A superstar that was beloved by millions and who is still missed by a million more, Elvis has been the subject for numerous movies, including last year’s Michael Shannon and Kevin Spacey starrer Elvis & Nixon. Now, thanks to writer/director Mickey Reese, we get an Elvis-based film unlike any of those that has come before it.
Taking a snapshot of an alternative version of Elvis’ later life and his marriage to Priscilla, Mickey Reese’s Alien is a rather weird yet strangely fascinating movie with some very good performances from its cast, especially those of Jacob Snovel and Cate Jones the aforementioned lead roles.
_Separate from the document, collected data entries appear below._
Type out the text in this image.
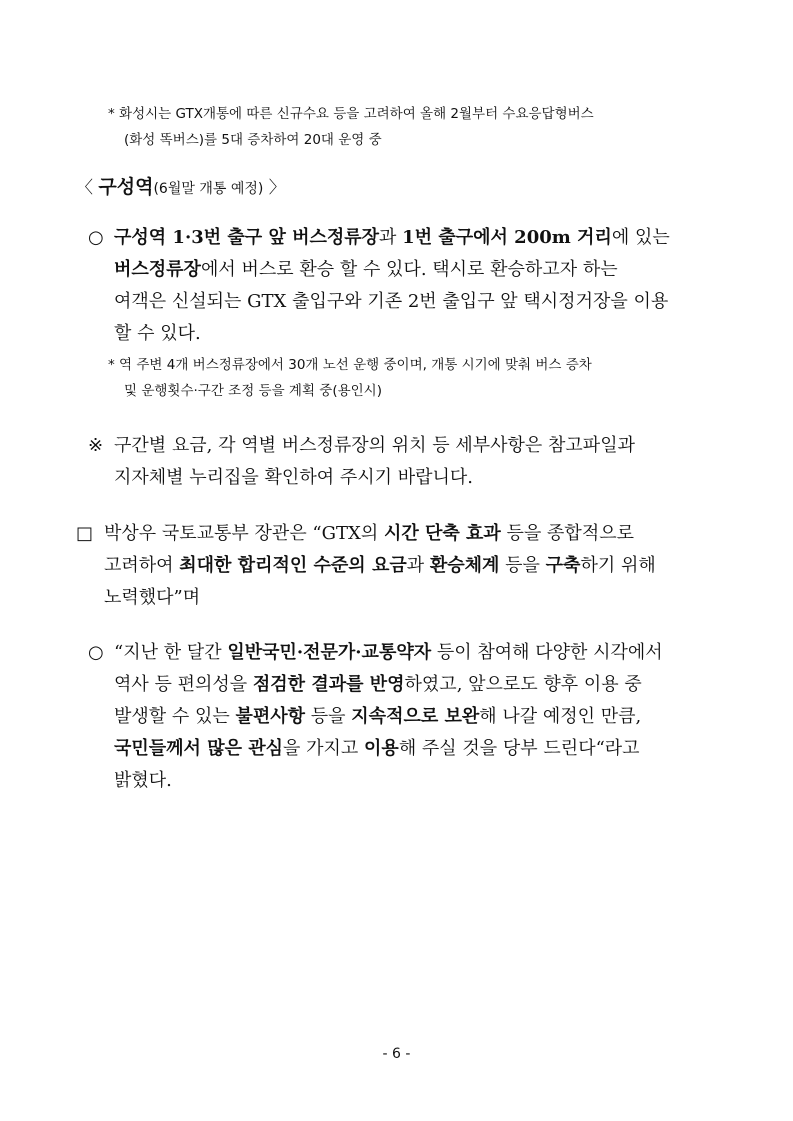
* 화성시는 GTX개통에 따른 신규수요 등을 고려하여 올해 2월부터 수요응답형버스
(화성 똑버스)를 5대 증차하여 20대 운영 중
〈 구성역(6월말 개통 예정) 〉
○ 구성역 1·3번 출구 앞 버스정류장과 1번 출구에서 200m 거리에 있는
버스정류장에서 버스로 환승 할 수 있다. 택시로 환승하고자 하는
여객은 신설되는 GTX 출입구와 기존 2번 출입구 앞 택시정거장을 이용
할 수 있다.
* 역 주변 4개 버스정류장에서 30개 노선 운행 중이며, 개통 시기에 맞춰 버스 증차
및 운행횟수·구간 조정 등을 계획 중(용인시)
※ 구간별 요금, 각 역별 버스정류장의 위치 등 세부사항은 참고파일과
지자체별 누리집을 확인하여 주시기 바랍니다.
□ 박상우 국토교통부 장관은 “GTX의 시간 단축 효과 등을 종합적으로
고려하여 최대한 합리적인 수준의 요금과 환승체계 등을 구축하기 위해
노력했다”며
○ “지난 한 달간 일반국민·전문가·교통약자 등이 참여해 다양한 시각에서
역사 등 편의성을 점검한 결과를 반영하였고, 앞으로도 향후 이용 중
발생할 수 있는 불편사항 등을 지속적으로 보완해 나갈 예정인 만큼,
국민들께서 많은 관심을 가지고 이용해 주실 것을 당부 드린다“라고
밝혔다.
- 6 -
Snovel plays Elvis as a bizarre character who is battling some inner demons whilst looking out for his big comeback, whilst Jones is excellent as the tormented and rather distant Priscilla.
Shown (for the most part) in black and white, the movie, which has a runtime around the seventy minute mark, is off-beat and often experimental in its presentation. Many parts reminded me a little of Wes Anderson in the way they played out, especially in a scene in which Elvis has a conversation with himself in a bath. It’s strange but well done.
Reece shows Elvis as a damaged and fragile celebrity who feels the need to sleep with a handgun and to mentally torment his wife. In one scene, The Presley’s invite Welsh crooner Tom Jones and his wife Linda over for dinner, all seems like it is going well until Presley feels the need to embarrass Priscilla with an over-the-top tantrum.
Whilst the film obviously had a small budget, Reece and company did really well with what they had at their disposal. To get the feel of the seventies, the film uses clothes and cars from that era well. Priscilla’s wardrobe was on the money. I did feel that some of the shots were a little overexposed in parts, but the black and white setting works and so does the use of a colour music video towards the end of the film. Technically, Mickey Reece’s Alien is well made. The unusual cinematography is done well and fits, the acting is good, as is the sound design and editing. Whilst some scenes are very dialogue-heavy and could have done with a little chopping down, the screenplay is great.
We enjoyed Mickey Reece’s Alien. It’s different yet enthralling. Weird yet alluring, but most of all it’s watchable. Now, to take a page out of Elvis’ book, we too feel the need to answer the telephone with “This is the king!”.